When you pay a bill online and save the hassle of writing and mailing a check, or set your mortgage, car loan and other recurring payments to automatically pay on the day of the month you choose, that’s ACH.
Those are just some of the ways that tens of millions of Americans use ACH, or the Automated Clearing House Network. Whether you know it as Direct Deposit, direct pay or electronic check, ACH is at your service handling everything from Social Security and salaries to mortgage and credit card payments and more. Just set it and forget it—no more worrying about getting payments in on time.
See ACH in Action
How Direct Deposit and Direct Payment Work
Direct Deposit is fast and reliable, and it’s the way 93% American workers get paid and it puts consumers in control of their finances. They can access their money quickly, pay no additional fees to receive their pay. In addition to payroll, Direct Deposit can be used to receive reimbursements, bonuses and more.
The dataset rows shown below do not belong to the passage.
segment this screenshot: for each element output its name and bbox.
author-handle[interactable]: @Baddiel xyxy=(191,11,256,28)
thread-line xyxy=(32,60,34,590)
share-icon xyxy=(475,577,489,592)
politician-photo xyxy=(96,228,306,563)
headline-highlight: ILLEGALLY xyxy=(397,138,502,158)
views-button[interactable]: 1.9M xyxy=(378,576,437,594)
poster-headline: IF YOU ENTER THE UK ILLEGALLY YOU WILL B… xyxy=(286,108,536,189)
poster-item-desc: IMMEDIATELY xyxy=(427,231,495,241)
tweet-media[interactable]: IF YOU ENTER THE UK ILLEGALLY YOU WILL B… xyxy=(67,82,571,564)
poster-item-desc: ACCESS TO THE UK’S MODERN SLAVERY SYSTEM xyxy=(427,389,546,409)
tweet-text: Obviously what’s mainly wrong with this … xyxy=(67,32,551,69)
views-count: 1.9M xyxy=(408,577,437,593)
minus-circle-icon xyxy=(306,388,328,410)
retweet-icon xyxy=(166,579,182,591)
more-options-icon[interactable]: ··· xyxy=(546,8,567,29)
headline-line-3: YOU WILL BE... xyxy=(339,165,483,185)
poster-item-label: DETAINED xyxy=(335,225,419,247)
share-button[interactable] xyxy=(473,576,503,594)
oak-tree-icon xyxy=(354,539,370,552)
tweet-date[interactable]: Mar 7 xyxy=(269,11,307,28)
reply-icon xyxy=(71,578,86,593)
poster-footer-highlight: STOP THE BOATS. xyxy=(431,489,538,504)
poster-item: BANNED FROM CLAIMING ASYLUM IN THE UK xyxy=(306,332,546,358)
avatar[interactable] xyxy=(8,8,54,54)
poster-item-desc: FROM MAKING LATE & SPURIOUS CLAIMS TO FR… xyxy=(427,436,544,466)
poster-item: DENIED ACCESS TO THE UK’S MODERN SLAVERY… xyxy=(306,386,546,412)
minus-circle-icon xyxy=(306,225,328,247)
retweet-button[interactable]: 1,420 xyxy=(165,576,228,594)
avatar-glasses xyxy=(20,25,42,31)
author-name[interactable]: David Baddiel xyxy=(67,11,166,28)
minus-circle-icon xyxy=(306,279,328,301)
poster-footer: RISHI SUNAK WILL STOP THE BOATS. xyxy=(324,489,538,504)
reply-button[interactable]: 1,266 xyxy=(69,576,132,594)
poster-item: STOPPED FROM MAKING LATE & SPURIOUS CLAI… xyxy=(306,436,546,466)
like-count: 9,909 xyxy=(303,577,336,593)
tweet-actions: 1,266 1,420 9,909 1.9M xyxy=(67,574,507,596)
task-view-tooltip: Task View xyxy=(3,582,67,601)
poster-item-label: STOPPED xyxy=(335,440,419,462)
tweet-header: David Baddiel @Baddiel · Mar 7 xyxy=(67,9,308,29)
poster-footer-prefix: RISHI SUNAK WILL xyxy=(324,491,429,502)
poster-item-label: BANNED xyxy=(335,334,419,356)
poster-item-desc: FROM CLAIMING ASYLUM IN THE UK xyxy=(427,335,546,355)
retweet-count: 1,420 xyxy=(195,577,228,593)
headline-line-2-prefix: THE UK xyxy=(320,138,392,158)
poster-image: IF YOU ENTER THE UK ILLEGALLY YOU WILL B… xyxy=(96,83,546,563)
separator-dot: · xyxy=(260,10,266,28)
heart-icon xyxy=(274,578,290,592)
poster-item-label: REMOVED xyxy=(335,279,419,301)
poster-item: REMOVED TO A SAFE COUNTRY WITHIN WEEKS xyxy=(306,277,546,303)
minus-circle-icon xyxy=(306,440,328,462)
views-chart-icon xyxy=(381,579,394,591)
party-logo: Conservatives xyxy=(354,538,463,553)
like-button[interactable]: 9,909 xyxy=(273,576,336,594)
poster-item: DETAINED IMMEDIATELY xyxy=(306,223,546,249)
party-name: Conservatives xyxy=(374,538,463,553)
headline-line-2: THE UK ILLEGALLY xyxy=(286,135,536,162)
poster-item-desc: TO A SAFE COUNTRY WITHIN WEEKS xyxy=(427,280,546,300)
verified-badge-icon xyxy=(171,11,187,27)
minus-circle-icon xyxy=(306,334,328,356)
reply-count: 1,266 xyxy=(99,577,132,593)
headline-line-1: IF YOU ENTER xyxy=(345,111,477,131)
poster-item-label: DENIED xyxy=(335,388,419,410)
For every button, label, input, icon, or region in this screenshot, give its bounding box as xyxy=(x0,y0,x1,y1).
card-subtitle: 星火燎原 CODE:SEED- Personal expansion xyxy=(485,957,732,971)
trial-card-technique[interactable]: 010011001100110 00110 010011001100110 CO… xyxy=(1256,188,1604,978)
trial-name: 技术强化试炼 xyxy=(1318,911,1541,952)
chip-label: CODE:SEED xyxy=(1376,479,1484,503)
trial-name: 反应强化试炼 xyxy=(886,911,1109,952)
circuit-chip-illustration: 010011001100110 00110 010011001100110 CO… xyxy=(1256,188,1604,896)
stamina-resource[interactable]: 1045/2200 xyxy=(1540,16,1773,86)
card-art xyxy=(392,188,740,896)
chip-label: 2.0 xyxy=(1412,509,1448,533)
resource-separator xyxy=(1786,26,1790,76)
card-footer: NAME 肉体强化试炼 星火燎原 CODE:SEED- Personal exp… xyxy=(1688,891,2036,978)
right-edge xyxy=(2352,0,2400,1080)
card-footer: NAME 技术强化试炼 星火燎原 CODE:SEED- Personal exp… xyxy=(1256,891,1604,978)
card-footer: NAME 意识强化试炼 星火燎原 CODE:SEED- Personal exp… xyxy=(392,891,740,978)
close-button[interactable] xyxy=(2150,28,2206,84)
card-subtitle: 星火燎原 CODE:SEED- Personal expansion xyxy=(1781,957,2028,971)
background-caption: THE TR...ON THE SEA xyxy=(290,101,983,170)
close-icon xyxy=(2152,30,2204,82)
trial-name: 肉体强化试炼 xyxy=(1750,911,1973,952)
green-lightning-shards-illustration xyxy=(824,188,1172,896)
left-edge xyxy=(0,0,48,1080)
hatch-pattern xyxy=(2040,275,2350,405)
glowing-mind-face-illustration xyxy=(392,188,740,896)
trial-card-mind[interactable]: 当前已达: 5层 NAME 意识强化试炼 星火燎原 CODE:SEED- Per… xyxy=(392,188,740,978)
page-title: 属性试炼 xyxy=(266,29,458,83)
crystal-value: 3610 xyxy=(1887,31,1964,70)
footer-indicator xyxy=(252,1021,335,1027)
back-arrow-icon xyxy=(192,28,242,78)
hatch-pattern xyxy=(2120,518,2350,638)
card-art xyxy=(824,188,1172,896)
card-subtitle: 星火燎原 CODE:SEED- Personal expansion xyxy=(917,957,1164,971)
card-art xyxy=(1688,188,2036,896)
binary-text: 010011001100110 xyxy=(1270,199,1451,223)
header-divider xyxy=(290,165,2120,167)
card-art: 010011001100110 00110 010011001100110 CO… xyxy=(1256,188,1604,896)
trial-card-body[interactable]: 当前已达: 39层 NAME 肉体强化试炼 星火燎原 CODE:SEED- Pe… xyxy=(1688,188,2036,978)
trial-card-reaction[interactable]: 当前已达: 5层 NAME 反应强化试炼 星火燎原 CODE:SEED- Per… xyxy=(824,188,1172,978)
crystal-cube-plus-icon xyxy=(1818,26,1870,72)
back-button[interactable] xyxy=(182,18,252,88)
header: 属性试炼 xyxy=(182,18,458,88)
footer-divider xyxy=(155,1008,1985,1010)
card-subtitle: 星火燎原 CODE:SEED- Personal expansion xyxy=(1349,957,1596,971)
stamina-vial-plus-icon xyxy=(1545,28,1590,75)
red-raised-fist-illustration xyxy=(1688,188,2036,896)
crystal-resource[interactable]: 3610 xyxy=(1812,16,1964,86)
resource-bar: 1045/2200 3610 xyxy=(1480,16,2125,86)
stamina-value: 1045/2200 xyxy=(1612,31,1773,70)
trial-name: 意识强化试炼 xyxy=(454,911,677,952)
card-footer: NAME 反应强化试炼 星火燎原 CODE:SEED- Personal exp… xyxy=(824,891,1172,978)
Split Deposit allows your employees to direct a fixed amount or percentage of their pay into a savings or investment account each pay period.
Direct Payment is the electronic transfer of funds to make payments – whether sending or receiving. Direct Payment allows consumers to pay their bills or tuition, donate to a favorite charity, make a purchase, or send money to a friend or family member electronically from a checking or savings account.
In 2019, the ACH Network processed 24.7 billion payments, marking the fifth consecutive year in which it added more than 1 billion new payments. Those include Direct Deposit via ACH of salaries, dividends and Social Security and other government benefits, and Direct Payment via ACH for bill payments including utilities and mortgages, as well as charitable giving, tuition, subscription services, and person-to-person (P2P) and business-to-business (B2B) payments. The total value of these payments exceeded $55.8 trillion.
In 1974 people carried dimes to make calls from payphones and copies were made on a mimeograph. A lot has changed, and so has Nacha and the ACH Network. The network continues to grow and provide greater services to consumers and businesses.
Network Administration Fees
One of the ways that financial institutions help sustain a healthy ACH Network is through Network Administration Fees.
Each depository financial institution that transmits or receives ACH entries is required to pay Nacha an Annual Fee and a Per-Entry Fee for costs associated with the administration of the ACH Network. The fee amounts are set to recover costs of the ACH Network administrative functions, which Nacha performs for the industry on an “at-cost” basis.